NASHVILLE, Tenn. — Whether playing games, flipping stations or watching a DVD, teens gladly stare at a TV screen. Jim Johnston notices this when his teenage son and his son’s friends congregate in his family’s bonus room.

“Teenagers are so media-oriented,” said Johnston, interim marketing director in the church resources division at LifeWay Christian Resources of the Southern Baptist Convention. “The best way to bring them into God’s Word is by using all the technological tools we’ve been given.”

So, LifeWay created “Fuel: Igniting a New Life with God’s Story.” Fuel is a digital Bible study aimed at seventh- through 12th-graders, designed to be a “rockin,’ edgy, life-changing experience,” Johnston said.

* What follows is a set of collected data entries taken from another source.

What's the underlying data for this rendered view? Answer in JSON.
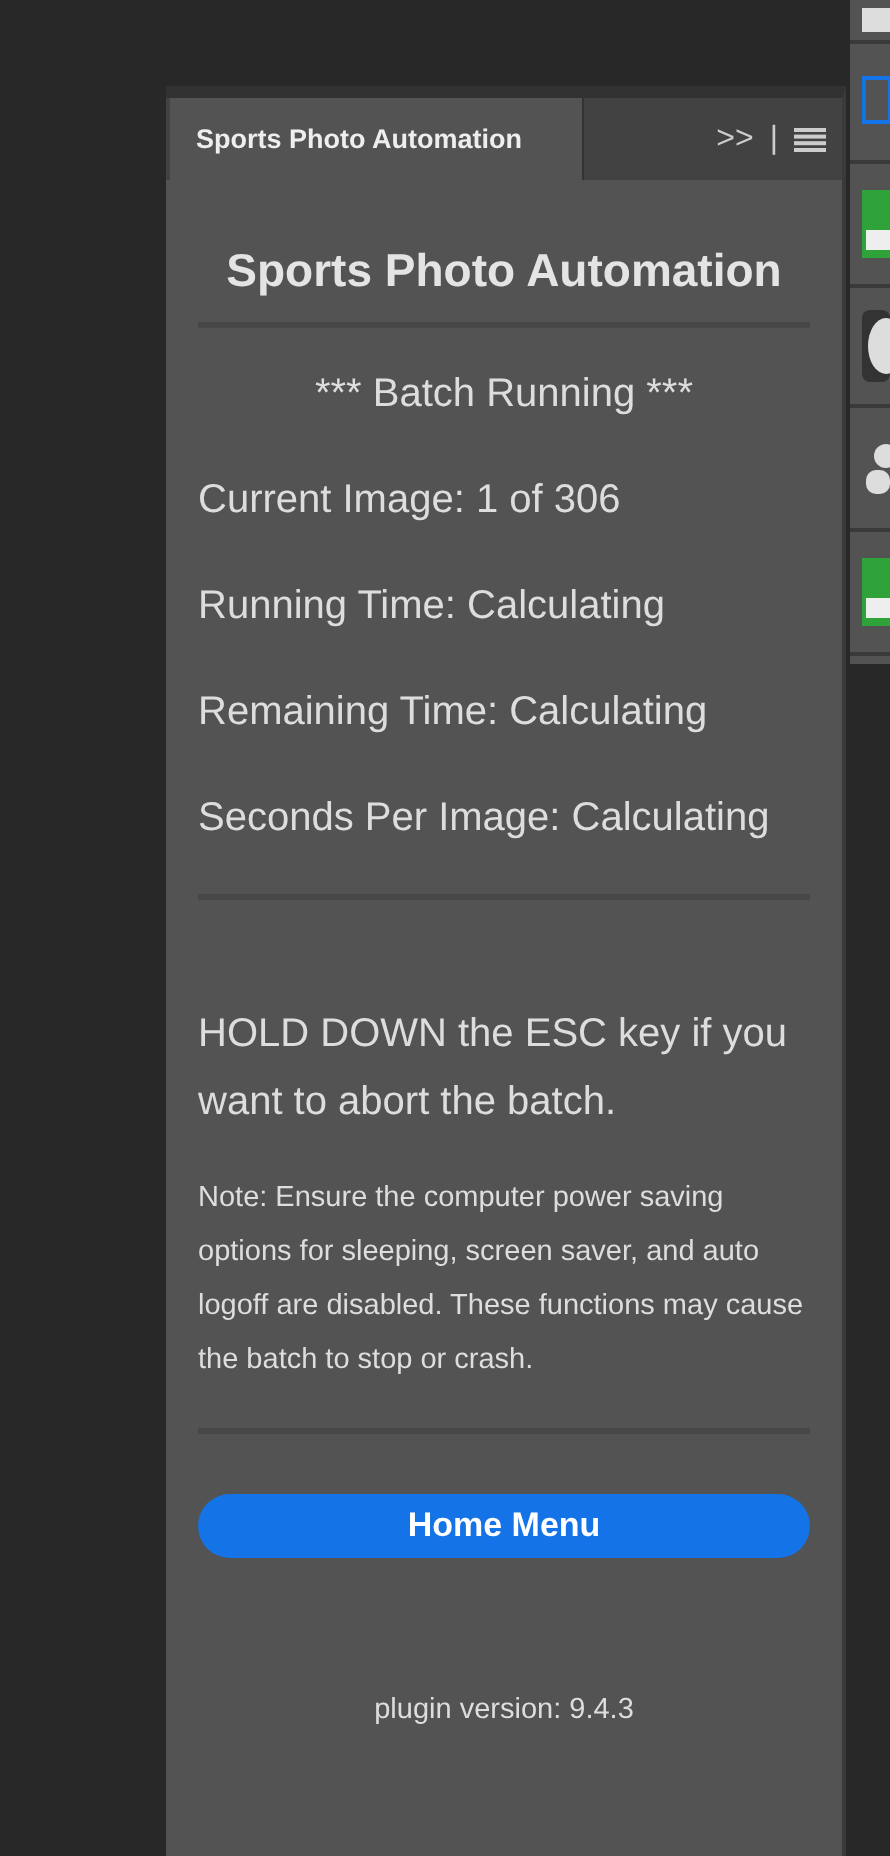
{
  "tab": {
    "label": "Sports Photo Automation",
    "selected": true
  },
  "header_icons": [
    ">>",
    "|"
  ],
  "title": "Sports Photo Automation",
  "status": "*** Batch Running ***",
  "stats": [
    "Current Image: 1 of 306",
    "Running Time: Calculating",
    "Remaining Time: Calculating",
    "Seconds Per Image: Calculating"
  ],
  "warning": "HOLD DOWN the ESC key if you want to abort the batch.",
  "note": "Note: Ensure the computer power saving options for sleeping, screen saver, and auto logoff are disabled. These functions may cause the batch to stop or crash.",
  "button": "Home Menu",
  "version": "plugin version: 9.4.3",
  "dock": [
    {
      "kind": "square"
    },
    {
      "kind": "frame"
    },
    {
      "kind": "green"
    },
    {
      "kind": "dial"
    },
    {
      "kind": "person"
    },
    {
      "kind": "green"
    }
  ]
}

Nielsen Media Research reports that teens watched an average of three hours and seven minutes of television each day in 2003. Also in 2003, the Motion Picture Association of America’s Worldwide Market Research found that 12- to 17-year-olds accounted for 18 percent of movie theater admissions.

Fuel uses contemporary Christian music, state-of-the-art graphics and video segments that include average teens in candid interviews about the topics featured in each session. Each lesson also includes an experienced youth leader who communicates the Bible story at the heart of each session.

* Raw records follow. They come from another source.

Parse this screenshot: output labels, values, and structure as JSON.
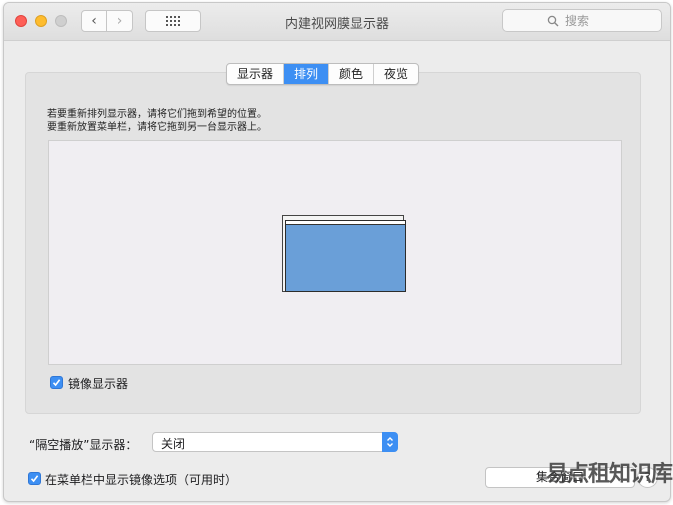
{
  "window": {
    "title": "内建视网膜显示器"
  },
  "toolbar": {
    "back_symbol": "‹",
    "forward_symbol": "›",
    "search_placeholder": "搜索"
  },
  "tabs": [
    {
      "label": "显示器",
      "active": false
    },
    {
      "label": "排列",
      "active": true
    },
    {
      "label": "颜色",
      "active": false
    },
    {
      "label": "夜览",
      "active": false
    }
  ],
  "arrangement": {
    "instruction_line1": "若要重新排列显示器，请将它们拖到希望的位置。",
    "instruction_line2": "要重新放置菜单栏，请将它拖到另一台显示器上。",
    "mirror_displays_label": "镜像显示器",
    "mirror_displays_checked": true
  },
  "airplay": {
    "label": "“隔空播放”显示器：",
    "selected_value": "关闭"
  },
  "menubar_option": {
    "label": "在菜单栏中显示镜像选项（可用时）",
    "checked": true
  },
  "gather_button_label": "集合窗口",
  "help_symbol": "?",
  "watermark_text": "易点租知识库",
  "colors": {
    "accent": "#3d8ff3",
    "display_fill": "#6a9fd8",
    "close": "#fe5f57",
    "minimize": "#febc2e"
  },
  "icons": [
    "grid-icon",
    "search-icon",
    "checkmark-icon",
    "chevron-updown-icon"
  ]
}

“When we asked student ministry leaders, we found out that more than 80 percent of them wanted some kind of video component to use for Bible study,” Johnston wrote in an explanatory article on the Fuel website. “That said one thing to me – these leaders knew their teenagers inside and out.”

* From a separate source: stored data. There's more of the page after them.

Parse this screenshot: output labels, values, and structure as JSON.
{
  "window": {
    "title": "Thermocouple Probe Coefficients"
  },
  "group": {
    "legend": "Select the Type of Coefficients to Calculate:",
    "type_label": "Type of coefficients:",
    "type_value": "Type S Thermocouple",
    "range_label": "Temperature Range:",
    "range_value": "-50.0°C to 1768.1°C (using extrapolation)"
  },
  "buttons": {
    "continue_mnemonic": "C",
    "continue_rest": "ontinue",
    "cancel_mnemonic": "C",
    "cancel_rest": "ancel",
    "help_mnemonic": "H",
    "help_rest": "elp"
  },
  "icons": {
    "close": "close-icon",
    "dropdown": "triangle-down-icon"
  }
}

The first volume of the study premiered in July, and more than 1,000 churches purchased Fuel during its first two months of release.

“My students actually asked for more,” said Adam York, youth minister of First Baptist Church in Jamestown, Tenn.

York showed his youth group the promotional first segment of Fuel that tells the story of Noah’s flood and features a segment with a skateboarding theme.

“I’ve never thought they actually heard the Bible study until now,” he said. “The material is the best I’ve seen.”

Johnston admitted that youth ministers and leaders may not be comfortable or accustomed to the music and video used in "Fuel," but it was all designed with teenagers – not their older leaders – in mind.

“We’re trying to make sure and reach the kids that are a little different,” Johnston explained. “There are segments about skateboarding and other things that students are into. We wanted to make sure we appealed to the teenagers.”

After the positive response to the promotional DVD, York ordered the first volume of Fuel for the church’s Wednesday night youth Bible study. He said about 30 teens typically attend the study, but that number is growing because more regular attendees are inviting their friends.

Each volume of Fuel includes 12 sessions presented on two DVDs and three CD-ROMs. Each session has three parts: “The Spark” is designed to capture the students’ attention using themes such as skateboarding and prepare them for the more in-depth material to come; “Fanning the Flame” features straightforward interviews with teens who have a variety of opinions and backgrounds; and “Combustion,” the meat of each session, draws on the skills of an experienced youth leader to present the Bible story. 

“The videos relate to what they’re doing now, but it’s not cheesy,” York said. “The Combustion part presents it in a way that makes you want to hear more.”

Through eight volumes of the study, students will have the opportunity to hear the complete Bible in 96 stories over the course of two years.

Johnston said Volume 2 is scheduled for release Nov. 1, and the other volumes will follow every three months through July 2006.

“It’s stuff similar to MTV, but it presents the Word,” York said.